In addition to this, I also get a lot of the following info intermittently on arbitrary pods

Failed to receive the capabilities from ServiceInstance [PURCHASE ORDERS] under host [*] and port [8080]. Will temporarily set this instance to deny all incoming messages

I am using the default Routing strategy and my commands are annotated with @TargetAggregateIdentifier
Can someone please suggest how to make sure that commands are routed to a single pod if the update is for a single aggregate ID? What config I am missing?

Here is a workaround I got a hint from one of the earlier threads on this forum Sequence number duplication - #3 by Franco_Torriani. I tried the following config option (eureka.instance.preferIpAddress=true) and recommended configurations, and it worked for me on multiple pods. Here is my full configuration which is working with multiple Pods with spring-cloud extension as distributed command bus.

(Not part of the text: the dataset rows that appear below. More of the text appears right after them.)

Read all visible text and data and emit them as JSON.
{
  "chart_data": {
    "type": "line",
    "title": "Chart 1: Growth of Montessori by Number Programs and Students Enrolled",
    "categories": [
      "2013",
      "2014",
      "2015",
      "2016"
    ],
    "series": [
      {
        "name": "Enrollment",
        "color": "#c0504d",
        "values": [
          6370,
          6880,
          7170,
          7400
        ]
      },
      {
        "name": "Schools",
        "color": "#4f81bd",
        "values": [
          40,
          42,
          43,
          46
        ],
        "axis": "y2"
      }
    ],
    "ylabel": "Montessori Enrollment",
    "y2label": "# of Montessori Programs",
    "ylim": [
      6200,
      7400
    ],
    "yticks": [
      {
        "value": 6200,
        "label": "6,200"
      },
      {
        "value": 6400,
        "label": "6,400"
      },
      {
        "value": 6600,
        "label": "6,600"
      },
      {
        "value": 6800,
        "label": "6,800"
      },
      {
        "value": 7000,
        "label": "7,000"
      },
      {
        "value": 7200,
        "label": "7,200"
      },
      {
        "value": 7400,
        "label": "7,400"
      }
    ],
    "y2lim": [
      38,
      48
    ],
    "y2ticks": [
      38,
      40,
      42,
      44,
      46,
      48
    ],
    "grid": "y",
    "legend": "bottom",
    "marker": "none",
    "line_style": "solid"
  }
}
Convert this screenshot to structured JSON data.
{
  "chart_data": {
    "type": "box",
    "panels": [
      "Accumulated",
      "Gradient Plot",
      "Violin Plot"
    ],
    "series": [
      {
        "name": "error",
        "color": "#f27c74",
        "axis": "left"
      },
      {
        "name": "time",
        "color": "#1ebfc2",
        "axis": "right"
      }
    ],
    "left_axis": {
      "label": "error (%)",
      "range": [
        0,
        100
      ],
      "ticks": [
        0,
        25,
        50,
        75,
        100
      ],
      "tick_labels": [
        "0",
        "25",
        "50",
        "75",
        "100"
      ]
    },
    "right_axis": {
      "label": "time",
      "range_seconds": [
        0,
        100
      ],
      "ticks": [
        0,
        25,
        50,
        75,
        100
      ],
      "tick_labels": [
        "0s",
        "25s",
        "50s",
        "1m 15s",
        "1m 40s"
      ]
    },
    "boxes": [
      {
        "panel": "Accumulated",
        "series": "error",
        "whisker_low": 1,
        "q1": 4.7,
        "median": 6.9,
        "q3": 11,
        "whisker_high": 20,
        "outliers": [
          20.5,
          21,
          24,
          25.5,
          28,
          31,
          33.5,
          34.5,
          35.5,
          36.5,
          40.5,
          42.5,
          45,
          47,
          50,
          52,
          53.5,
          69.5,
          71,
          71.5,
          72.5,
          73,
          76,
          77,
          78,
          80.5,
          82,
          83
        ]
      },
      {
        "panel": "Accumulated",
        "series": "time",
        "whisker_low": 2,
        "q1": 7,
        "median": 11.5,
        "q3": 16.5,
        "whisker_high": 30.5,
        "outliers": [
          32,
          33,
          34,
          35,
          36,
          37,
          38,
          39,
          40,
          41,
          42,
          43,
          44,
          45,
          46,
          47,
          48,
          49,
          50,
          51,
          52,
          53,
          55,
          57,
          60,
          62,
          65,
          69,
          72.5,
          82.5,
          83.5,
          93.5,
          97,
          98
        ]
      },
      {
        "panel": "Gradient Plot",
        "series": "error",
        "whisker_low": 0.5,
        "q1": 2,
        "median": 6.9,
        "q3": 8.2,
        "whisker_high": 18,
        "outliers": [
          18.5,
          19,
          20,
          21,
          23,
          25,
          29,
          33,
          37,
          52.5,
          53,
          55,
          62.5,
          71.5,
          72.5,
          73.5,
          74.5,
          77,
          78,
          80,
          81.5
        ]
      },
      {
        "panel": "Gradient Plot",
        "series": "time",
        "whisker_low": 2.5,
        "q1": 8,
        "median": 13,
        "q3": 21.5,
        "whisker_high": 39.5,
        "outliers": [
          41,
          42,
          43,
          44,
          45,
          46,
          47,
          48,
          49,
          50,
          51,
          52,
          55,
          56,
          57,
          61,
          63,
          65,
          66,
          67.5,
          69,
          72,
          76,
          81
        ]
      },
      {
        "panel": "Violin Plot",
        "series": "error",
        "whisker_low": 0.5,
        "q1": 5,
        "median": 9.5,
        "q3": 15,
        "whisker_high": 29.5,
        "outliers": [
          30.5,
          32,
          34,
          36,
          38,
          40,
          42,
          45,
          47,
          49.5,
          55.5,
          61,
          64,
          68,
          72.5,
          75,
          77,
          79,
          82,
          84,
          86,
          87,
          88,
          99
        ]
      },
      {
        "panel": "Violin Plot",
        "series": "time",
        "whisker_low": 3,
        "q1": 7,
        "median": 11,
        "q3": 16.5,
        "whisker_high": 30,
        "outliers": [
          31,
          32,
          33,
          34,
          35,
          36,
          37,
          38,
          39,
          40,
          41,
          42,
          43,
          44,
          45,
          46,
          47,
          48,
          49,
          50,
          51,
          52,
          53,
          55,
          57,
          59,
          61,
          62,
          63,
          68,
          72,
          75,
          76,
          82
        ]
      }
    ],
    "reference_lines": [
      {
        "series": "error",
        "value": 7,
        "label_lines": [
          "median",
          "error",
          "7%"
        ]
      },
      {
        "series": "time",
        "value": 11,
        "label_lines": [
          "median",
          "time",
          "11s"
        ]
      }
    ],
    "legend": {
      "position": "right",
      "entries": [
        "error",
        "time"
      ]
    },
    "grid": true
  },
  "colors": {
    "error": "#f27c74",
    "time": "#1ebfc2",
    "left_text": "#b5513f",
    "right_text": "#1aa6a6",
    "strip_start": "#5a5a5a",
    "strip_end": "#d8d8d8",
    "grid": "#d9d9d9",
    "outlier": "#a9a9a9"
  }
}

eureka.client.fetch-registry=true
# Defines the load factor used for this segment. Defaults to 100
axon.distributed.load-factor=500
# Defines the CapabilityDiscoveryMode used. Defaults to REST
axon.distributed.spring-cloud.mode=rest
# Defines the endpoint used to retrieve member capabilities from. Defaults to "/member-capabilities"
axon.distributed.enabled=true
axon.distributed.spring-cloud.fallback-to-http-get=true
eureka.client.service-url.defaultZone=http://my-eureka-service-host:8761/eureka/
axon.distributed.spring-cloud.enable-ignore-listing=true
# Defines whether the CapabilityDiscoveryMode should be decorated to accept all types of commands
axon.distributed.spring-cloud.enable-accept-all-commands=true
#Never remove this as this is crucial to keep networking alive between nodes
eureka.instance.preferIpAddress=true